The Council identified Aqua Green as the recommended hatchery based on its inland location out of harms’ way of hurricanes and tropical systems and its existing infrastructure.
It should be recalled that about eight years ago, Aqua Green had been instructed to find a way to mass-produce marine fish of commercial importance, such as cobia or pompano. But this type of large-scale aquaculture is not yet feasible in the region.
The hatchery owners contacted the USM to take advantage of the facilities and to see what the two could do in partnership.
The Oyster Council, which included about six members from the USM, in determining its findings looked into the issues and examined other areas that had some success with growing their oyster populations, including Chesapeake Bay in Maryland and areas of Washington State.
Aqua Green's facility involved incorporates nine structures, with a combined footprint of approximately 99,000 square feet on more than 47 acres of land. It serves as a land-based aquaculture research, hatchery and nursery centre. Capable of year-round operation, Aqua Green has the ability to maintain appropriate salinity levels, recirculate artificial seawater and recapture salt for reuse.
Gordon Cannon, USM vice president for research, said, "Before Katrina we were doing a half-million sacks per year, and I think last year we did something like 40,000 sacks in one year," Cannon said.
"And from what I understand, talking to the old folks along the Coast, oysters have always been the base for our seafood industry," he added.
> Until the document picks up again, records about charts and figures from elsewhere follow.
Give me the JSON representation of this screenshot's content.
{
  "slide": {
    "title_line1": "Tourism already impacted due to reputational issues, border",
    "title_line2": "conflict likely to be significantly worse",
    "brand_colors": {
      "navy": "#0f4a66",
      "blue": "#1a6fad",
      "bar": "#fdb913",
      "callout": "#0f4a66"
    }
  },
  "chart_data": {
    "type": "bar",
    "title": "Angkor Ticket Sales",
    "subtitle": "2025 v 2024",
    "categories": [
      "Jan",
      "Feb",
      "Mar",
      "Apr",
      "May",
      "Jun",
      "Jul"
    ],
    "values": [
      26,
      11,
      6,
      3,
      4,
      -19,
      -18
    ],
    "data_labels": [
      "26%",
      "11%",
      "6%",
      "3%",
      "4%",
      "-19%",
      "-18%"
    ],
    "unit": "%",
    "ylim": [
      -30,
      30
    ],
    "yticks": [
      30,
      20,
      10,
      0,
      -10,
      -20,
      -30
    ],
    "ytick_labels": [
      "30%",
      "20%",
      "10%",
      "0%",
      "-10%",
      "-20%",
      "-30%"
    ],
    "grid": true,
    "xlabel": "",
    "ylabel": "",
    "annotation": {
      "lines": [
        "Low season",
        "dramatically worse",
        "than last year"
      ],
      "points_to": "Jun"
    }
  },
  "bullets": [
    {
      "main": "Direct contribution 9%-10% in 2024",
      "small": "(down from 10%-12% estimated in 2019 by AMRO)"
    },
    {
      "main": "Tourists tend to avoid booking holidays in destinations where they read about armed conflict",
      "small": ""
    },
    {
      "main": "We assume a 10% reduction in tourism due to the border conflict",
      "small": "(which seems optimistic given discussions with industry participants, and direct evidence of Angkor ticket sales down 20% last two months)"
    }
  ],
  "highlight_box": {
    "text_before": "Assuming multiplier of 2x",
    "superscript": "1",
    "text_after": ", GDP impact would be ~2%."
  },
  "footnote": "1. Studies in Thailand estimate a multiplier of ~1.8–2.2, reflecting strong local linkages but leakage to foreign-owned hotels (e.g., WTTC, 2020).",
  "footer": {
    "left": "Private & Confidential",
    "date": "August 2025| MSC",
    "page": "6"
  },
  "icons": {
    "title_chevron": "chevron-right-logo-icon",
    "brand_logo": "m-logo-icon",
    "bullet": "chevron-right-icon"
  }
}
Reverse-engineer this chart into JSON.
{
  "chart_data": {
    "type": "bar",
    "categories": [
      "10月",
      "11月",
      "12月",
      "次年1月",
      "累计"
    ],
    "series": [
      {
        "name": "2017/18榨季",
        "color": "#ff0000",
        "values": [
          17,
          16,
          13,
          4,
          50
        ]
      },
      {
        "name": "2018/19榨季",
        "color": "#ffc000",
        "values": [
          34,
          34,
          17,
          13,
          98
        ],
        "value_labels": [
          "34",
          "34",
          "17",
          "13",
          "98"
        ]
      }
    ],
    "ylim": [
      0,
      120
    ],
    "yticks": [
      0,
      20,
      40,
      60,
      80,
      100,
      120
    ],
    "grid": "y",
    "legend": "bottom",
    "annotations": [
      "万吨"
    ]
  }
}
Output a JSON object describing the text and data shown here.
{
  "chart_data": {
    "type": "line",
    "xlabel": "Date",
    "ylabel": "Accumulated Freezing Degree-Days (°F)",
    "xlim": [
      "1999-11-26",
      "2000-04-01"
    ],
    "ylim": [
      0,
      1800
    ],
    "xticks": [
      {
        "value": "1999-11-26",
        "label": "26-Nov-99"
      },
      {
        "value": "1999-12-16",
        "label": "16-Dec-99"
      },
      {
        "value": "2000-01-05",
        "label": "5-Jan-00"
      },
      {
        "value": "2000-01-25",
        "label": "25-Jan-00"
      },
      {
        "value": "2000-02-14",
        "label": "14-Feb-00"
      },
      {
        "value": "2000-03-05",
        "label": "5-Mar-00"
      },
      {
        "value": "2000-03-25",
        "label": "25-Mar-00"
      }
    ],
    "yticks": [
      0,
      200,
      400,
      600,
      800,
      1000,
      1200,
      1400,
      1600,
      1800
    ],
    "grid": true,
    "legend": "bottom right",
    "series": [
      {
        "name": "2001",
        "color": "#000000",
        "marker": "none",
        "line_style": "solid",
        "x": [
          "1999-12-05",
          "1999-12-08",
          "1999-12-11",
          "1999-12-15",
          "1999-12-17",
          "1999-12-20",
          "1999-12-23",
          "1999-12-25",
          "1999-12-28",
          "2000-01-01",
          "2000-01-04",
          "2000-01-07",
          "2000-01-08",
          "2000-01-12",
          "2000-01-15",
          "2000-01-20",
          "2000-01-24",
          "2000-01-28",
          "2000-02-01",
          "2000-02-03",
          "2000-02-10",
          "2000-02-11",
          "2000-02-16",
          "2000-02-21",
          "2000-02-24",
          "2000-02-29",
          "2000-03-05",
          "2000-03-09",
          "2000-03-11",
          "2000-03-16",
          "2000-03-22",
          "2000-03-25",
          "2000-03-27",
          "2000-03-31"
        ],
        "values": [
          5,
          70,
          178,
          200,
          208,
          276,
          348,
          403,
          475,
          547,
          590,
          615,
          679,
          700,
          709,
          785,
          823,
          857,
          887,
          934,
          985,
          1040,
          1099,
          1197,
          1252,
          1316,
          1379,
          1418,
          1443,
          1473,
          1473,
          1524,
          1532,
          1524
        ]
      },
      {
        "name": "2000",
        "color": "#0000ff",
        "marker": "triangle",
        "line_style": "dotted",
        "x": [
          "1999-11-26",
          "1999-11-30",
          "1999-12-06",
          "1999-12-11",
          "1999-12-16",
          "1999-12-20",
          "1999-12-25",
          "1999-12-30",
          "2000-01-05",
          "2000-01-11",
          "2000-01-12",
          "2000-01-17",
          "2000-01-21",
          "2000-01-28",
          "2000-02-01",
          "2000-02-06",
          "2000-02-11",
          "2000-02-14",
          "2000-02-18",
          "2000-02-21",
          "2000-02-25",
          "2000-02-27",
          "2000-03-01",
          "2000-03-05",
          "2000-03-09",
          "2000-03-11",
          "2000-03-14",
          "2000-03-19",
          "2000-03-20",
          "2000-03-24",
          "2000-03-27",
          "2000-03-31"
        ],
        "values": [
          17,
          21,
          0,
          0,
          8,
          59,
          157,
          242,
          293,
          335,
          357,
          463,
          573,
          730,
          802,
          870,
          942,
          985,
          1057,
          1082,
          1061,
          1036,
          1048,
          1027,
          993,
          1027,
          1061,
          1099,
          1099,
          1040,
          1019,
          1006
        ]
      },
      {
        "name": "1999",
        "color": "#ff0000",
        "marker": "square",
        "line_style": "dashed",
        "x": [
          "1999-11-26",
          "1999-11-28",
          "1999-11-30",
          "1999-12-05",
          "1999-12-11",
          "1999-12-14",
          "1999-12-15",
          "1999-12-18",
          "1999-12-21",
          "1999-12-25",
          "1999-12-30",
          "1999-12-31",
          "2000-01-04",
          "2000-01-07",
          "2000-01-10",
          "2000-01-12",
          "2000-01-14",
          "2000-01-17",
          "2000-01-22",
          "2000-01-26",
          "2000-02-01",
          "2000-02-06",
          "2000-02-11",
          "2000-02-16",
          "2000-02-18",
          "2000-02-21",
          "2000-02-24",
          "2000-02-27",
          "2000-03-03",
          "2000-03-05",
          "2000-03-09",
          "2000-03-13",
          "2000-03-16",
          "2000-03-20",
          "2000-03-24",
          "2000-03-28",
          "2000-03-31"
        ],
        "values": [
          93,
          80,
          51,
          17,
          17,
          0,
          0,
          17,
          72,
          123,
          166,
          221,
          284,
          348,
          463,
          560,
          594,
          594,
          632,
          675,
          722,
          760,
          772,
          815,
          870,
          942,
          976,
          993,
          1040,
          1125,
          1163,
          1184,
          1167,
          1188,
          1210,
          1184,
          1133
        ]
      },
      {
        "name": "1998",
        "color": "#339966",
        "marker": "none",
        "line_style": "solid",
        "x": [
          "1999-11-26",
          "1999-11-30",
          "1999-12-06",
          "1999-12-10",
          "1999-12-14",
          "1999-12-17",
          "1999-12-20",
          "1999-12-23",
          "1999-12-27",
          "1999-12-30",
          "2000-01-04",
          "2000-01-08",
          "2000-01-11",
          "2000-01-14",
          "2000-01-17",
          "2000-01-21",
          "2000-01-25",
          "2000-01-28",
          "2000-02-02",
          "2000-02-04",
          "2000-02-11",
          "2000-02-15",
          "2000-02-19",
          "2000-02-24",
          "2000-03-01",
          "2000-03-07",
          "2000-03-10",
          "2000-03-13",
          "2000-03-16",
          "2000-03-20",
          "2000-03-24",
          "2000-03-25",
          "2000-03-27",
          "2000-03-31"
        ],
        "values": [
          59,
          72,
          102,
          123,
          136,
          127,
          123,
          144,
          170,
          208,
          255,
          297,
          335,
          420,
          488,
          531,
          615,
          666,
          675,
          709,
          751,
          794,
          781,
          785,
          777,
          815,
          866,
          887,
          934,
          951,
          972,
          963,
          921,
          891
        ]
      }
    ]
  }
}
The half-million larvae the university already has produced have gone through various trial runs using artificial seawater and recirculating aquaculture systems, which is the first time both components have been used for oyster larvae aquaculture on a potential production scale.
Over time, the university hopes to see a sustainable and reliable supply of oyster larvae to support replenishment of public and private harvest reefs as well as natural reefs in non-harvestable areas — and the oyster larvae that will eventually end up back in coastal waters are derived from native animals.
"All of our brood stock comes from Mississippi waters," Cannon emphasised. "Right now we're focusing on what we know will grow in our waters."
Other expansions of the USM aquaculture programs include blue crabs, fin fish and shrimp.